Is Generic Buprenorphine Approval Another FDA Blunder?

Suboxone maintenance patients will likely rejoice almost as much as third party payers over the imminent availability of a generic, but the FDA should not make buprenorphine available until after the combination buprenorphine/naloxone (Suboxone).

The idea of combining naloxone, an opiate antagonist that can only act when injected, with the mu opioid partial agonist buprenorphine for treatment of opiate addiction is to discourage addicts from injecting the drug to get high. Standard practice calls for use of buprenorphine alone (Subutex) only during pregnancy and a few other situations where it is possible that the naloxone contributes to rare adverse effects. Although I cannot claim to have priced these drugs on the street I suspect buprenorphine brings a higher price, and many of my patients have attempted to get me to prescribe it for dubious reasons.

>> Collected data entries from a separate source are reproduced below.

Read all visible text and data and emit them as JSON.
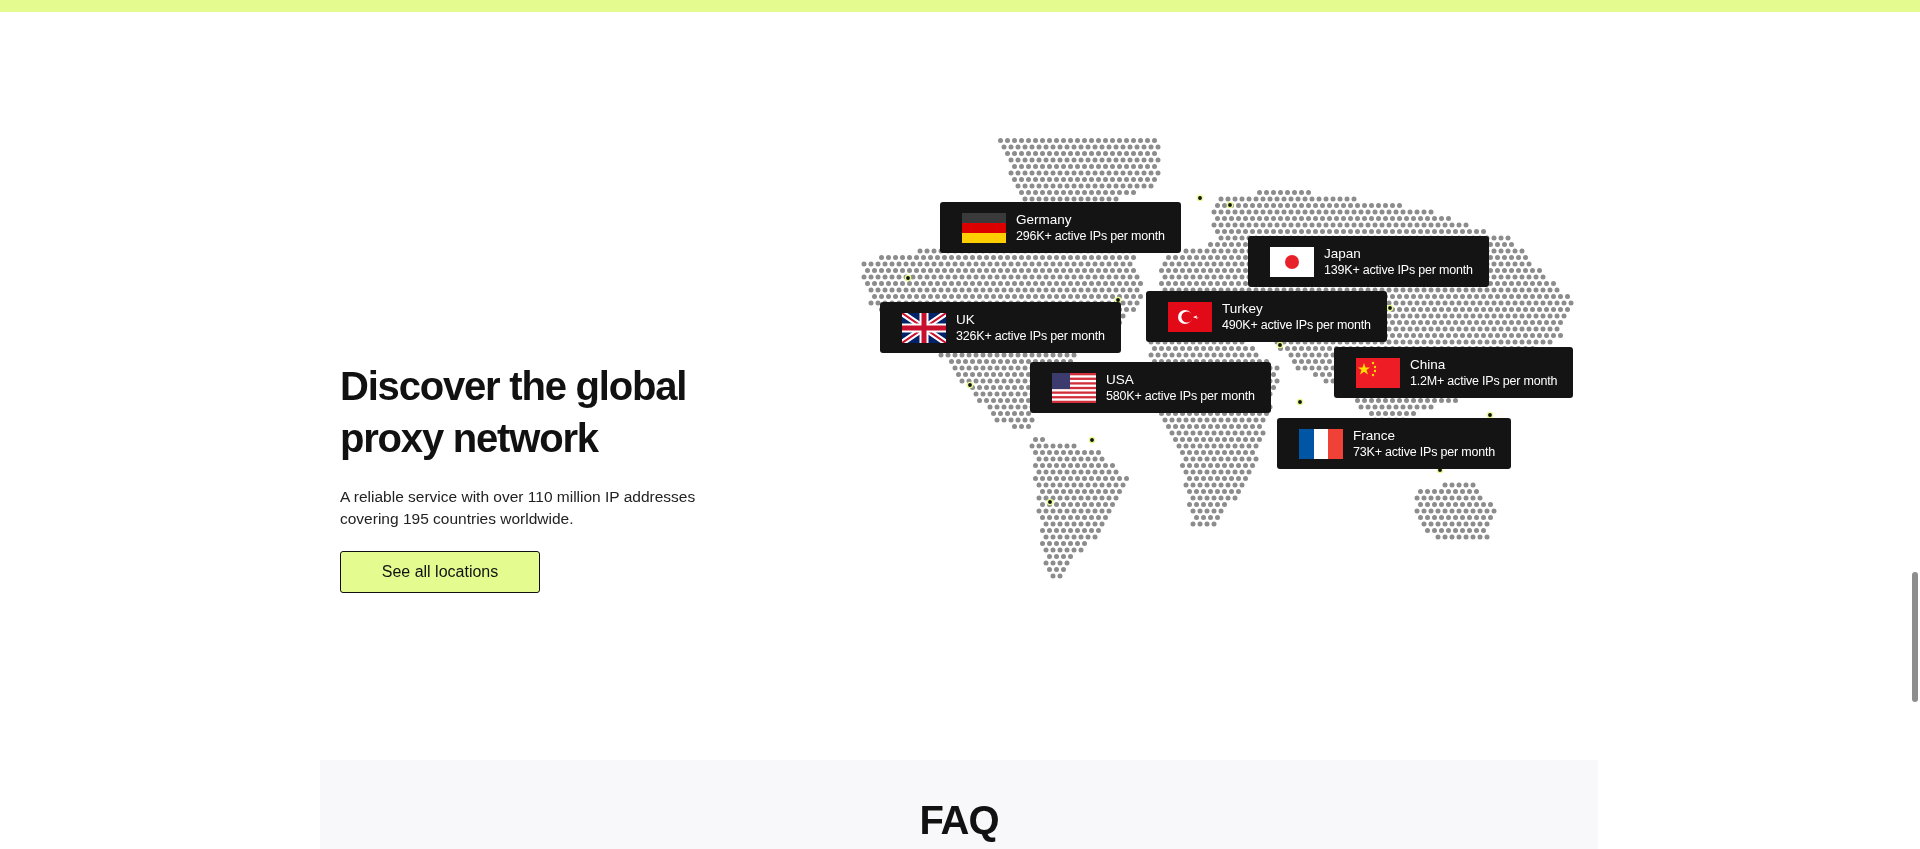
{
  "hero": {
    "title": "Discover the global proxy network",
    "description": "A reliable service with over 110 million IP addresses covering 195 countries worldwide.",
    "button": "See all locations"
  },
  "locations": [
    {
      "country": "Germany",
      "stat": "296K+ active IPs per month"
    },
    {
      "country": "Japan",
      "stat": "139K+ active IPs per month"
    },
    {
      "country": "UK",
      "stat": "326K+ active IPs per month"
    },
    {
      "country": "Turkey",
      "stat": "490K+ active IPs per month"
    },
    {
      "country": "USA",
      "stat": "580K+ active IPs per month"
    },
    {
      "country": "China",
      "stat": "1.2M+ active IPs per month"
    },
    {
      "country": "France",
      "stat": "73K+ active IPs per month"
    }
  ],
  "faq": {
    "title": "FAQ"
  }
}
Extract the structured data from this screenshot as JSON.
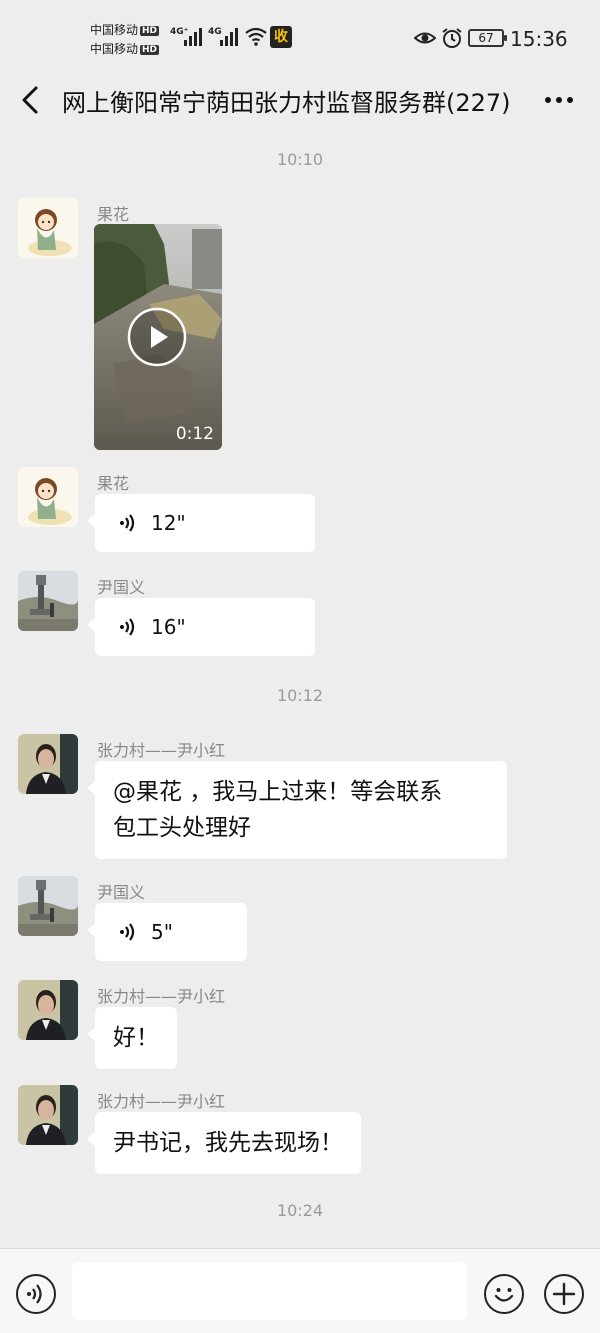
{
  "status_bar": {
    "carrier1": "中国移动",
    "carrier2": "中国移动",
    "hd_label": "HD",
    "net1": "4G⁺",
    "net2": "4G",
    "app_badge": "收",
    "battery": "67",
    "time": "15:36"
  },
  "header": {
    "title": "网上衡阳常宁荫田张力村监督服务群(227)"
  },
  "chat": {
    "ts1": "10:10",
    "ts2": "10:12",
    "ts3": "10:24",
    "messages": [
      {
        "sender": "果花",
        "type": "video",
        "duration": "0:12"
      },
      {
        "sender": "果花",
        "type": "voice",
        "duration": "12\""
      },
      {
        "sender": "尹国义",
        "type": "voice",
        "duration": "16\""
      },
      {
        "sender": "张力村——尹小红",
        "type": "text",
        "line1": "@果花 ，我马上过来！等会联系",
        "line2": "包工头处理好"
      },
      {
        "sender": "尹国义",
        "type": "voice",
        "duration": "5\""
      },
      {
        "sender": "张力村——尹小红",
        "type": "text",
        "text": "好！"
      },
      {
        "sender": "张力村——尹小红",
        "type": "text",
        "text": "尹书记，我先去现场！"
      }
    ]
  },
  "input_bar": {
    "value": "",
    "icons": [
      "voice-input-icon",
      "emoji-icon",
      "add-icon"
    ]
  },
  "colors": {
    "background": "#ededed",
    "bubble": "#ffffff",
    "timestamp": "#9a9a9a",
    "sender": "#888888"
  }
}
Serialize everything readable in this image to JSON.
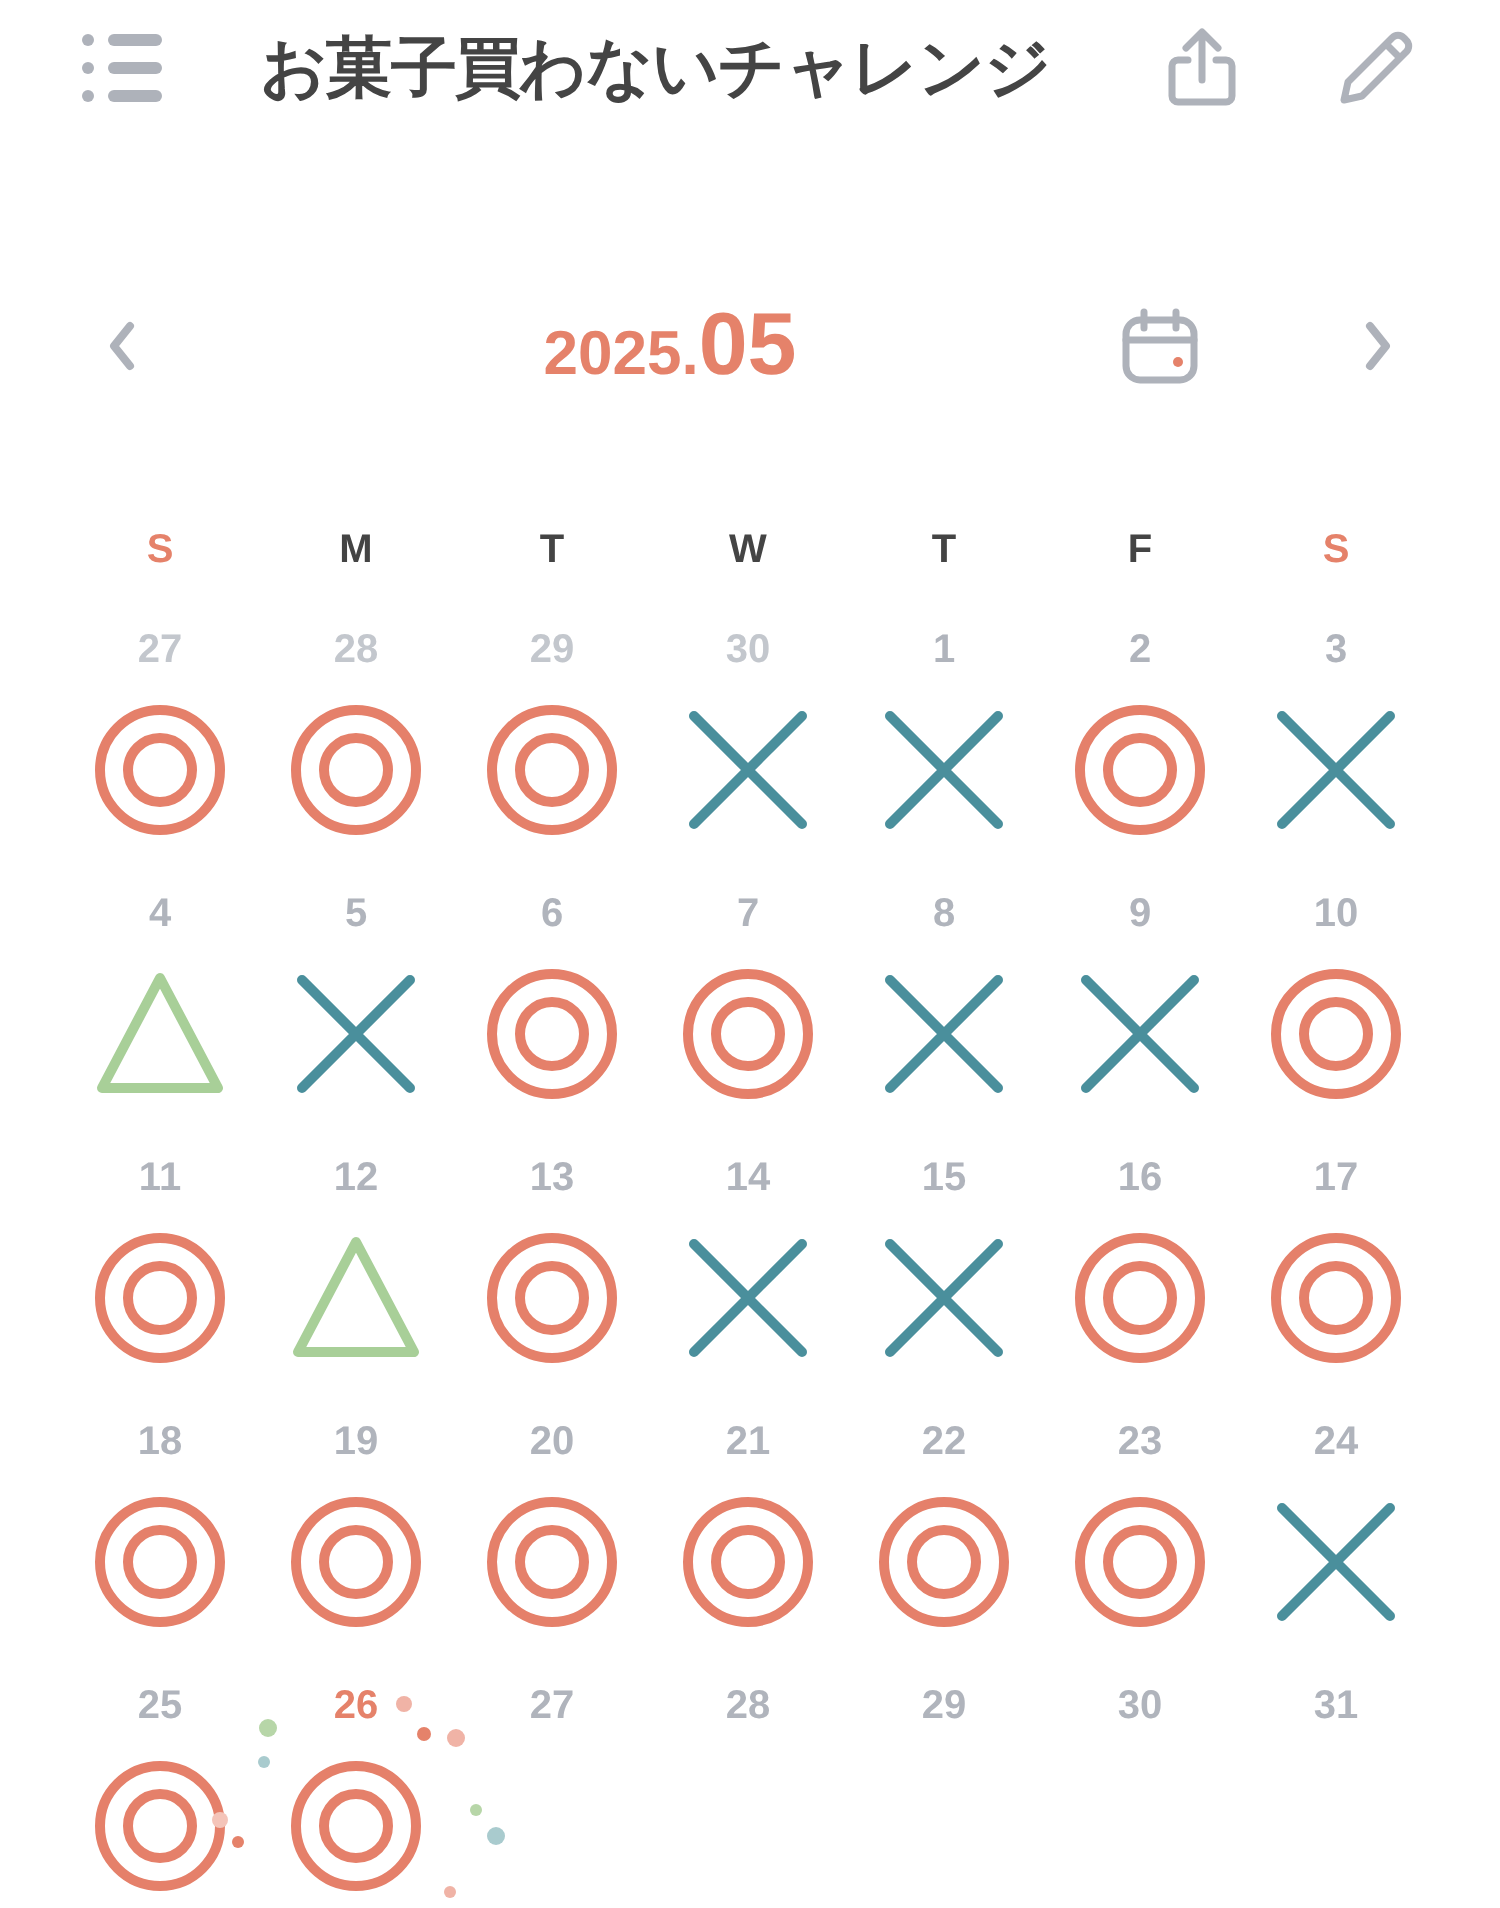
{
  "header": {
    "title": "お菓子買わないチャレンジ"
  },
  "month_nav": {
    "year": "2025.",
    "month": "05"
  },
  "weekdays": [
    {
      "label": "S",
      "weekend": true
    },
    {
      "label": "M",
      "weekend": false
    },
    {
      "label": "T",
      "weekend": false
    },
    {
      "label": "W",
      "weekend": false
    },
    {
      "label": "T",
      "weekend": false
    },
    {
      "label": "F",
      "weekend": false
    },
    {
      "label": "S",
      "weekend": true
    }
  ],
  "weeks": [
    [
      {
        "day": "27",
        "muted": true,
        "today": false,
        "kind": "double_circle"
      },
      {
        "day": "28",
        "muted": true,
        "today": false,
        "kind": "double_circle"
      },
      {
        "day": "29",
        "muted": true,
        "today": false,
        "kind": "double_circle"
      },
      {
        "day": "30",
        "muted": true,
        "today": false,
        "kind": "cross"
      },
      {
        "day": "1",
        "muted": false,
        "today": false,
        "kind": "cross"
      },
      {
        "day": "2",
        "muted": false,
        "today": false,
        "kind": "double_circle"
      },
      {
        "day": "3",
        "muted": false,
        "today": false,
        "kind": "cross"
      }
    ],
    [
      {
        "day": "4",
        "muted": false,
        "today": false,
        "kind": "triangle"
      },
      {
        "day": "5",
        "muted": false,
        "today": false,
        "kind": "cross"
      },
      {
        "day": "6",
        "muted": false,
        "today": false,
        "kind": "double_circle"
      },
      {
        "day": "7",
        "muted": false,
        "today": false,
        "kind": "double_circle"
      },
      {
        "day": "8",
        "muted": false,
        "today": false,
        "kind": "cross"
      },
      {
        "day": "9",
        "muted": false,
        "today": false,
        "kind": "cross"
      },
      {
        "day": "10",
        "muted": false,
        "today": false,
        "kind": "double_circle"
      }
    ],
    [
      {
        "day": "11",
        "muted": false,
        "today": false,
        "kind": "double_circle"
      },
      {
        "day": "12",
        "muted": false,
        "today": false,
        "kind": "triangle"
      },
      {
        "day": "13",
        "muted": false,
        "today": false,
        "kind": "double_circle"
      },
      {
        "day": "14",
        "muted": false,
        "today": false,
        "kind": "cross"
      },
      {
        "day": "15",
        "muted": false,
        "today": false,
        "kind": "cross"
      },
      {
        "day": "16",
        "muted": false,
        "today": false,
        "kind": "double_circle"
      },
      {
        "day": "17",
        "muted": false,
        "today": false,
        "kind": "double_circle"
      }
    ],
    [
      {
        "day": "18",
        "muted": false,
        "today": false,
        "kind": "double_circle"
      },
      {
        "day": "19",
        "muted": false,
        "today": false,
        "kind": "double_circle"
      },
      {
        "day": "20",
        "muted": false,
        "today": false,
        "kind": "double_circle"
      },
      {
        "day": "21",
        "muted": false,
        "today": false,
        "kind": "double_circle"
      },
      {
        "day": "22",
        "muted": false,
        "today": false,
        "kind": "double_circle"
      },
      {
        "day": "23",
        "muted": false,
        "today": false,
        "kind": "double_circle"
      },
      {
        "day": "24",
        "muted": false,
        "today": false,
        "kind": "cross"
      }
    ],
    [
      {
        "day": "25",
        "muted": false,
        "today": false,
        "kind": "double_circle"
      },
      {
        "day": "26",
        "muted": false,
        "today": true,
        "kind": "double_circle"
      },
      {
        "day": "27",
        "muted": false,
        "today": false,
        "kind": "empty"
      },
      {
        "day": "28",
        "muted": false,
        "today": false,
        "kind": "empty"
      },
      {
        "day": "29",
        "muted": false,
        "today": false,
        "kind": "empty"
      },
      {
        "day": "30",
        "muted": false,
        "today": false,
        "kind": "empty"
      },
      {
        "day": "31",
        "muted": false,
        "today": false,
        "kind": "empty"
      }
    ]
  ]
}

Given the high price of Suboxone and Subutex in the pharmacies we have all eagerly awaited the arrival of cheaper alternatives. While I am glad more patients will be able to afford treatment with adequate doses, I believe many will want to switch from Suboxone to generic buprenorphine, and that this will lead to more abuse and diversion. Delay in release of the buprenorphine until after release of the combination could have prevented this. What could the FDA have been thinking?

Increase in buprenorphine availability accompanied by lower price on the street may also lead more addicts to attempt to treat themselves rather than incurring the expense of medical supervision. And since many patients (and even a few docs) seem to wrongly assume that precipitated withdrawal results from the naloxone, we may see an increase in that phenomenon when naive addicts use the drug too soon after stopping whichever full agonist they were dependent upon.

Let us hope the FDA approves a generic buprenorphine/naloxone product post haste and that its price makes it just as much of a bargain as buprenorphine alone for saving lives. And do not switch from the combination to the new generic for financial reasons alone.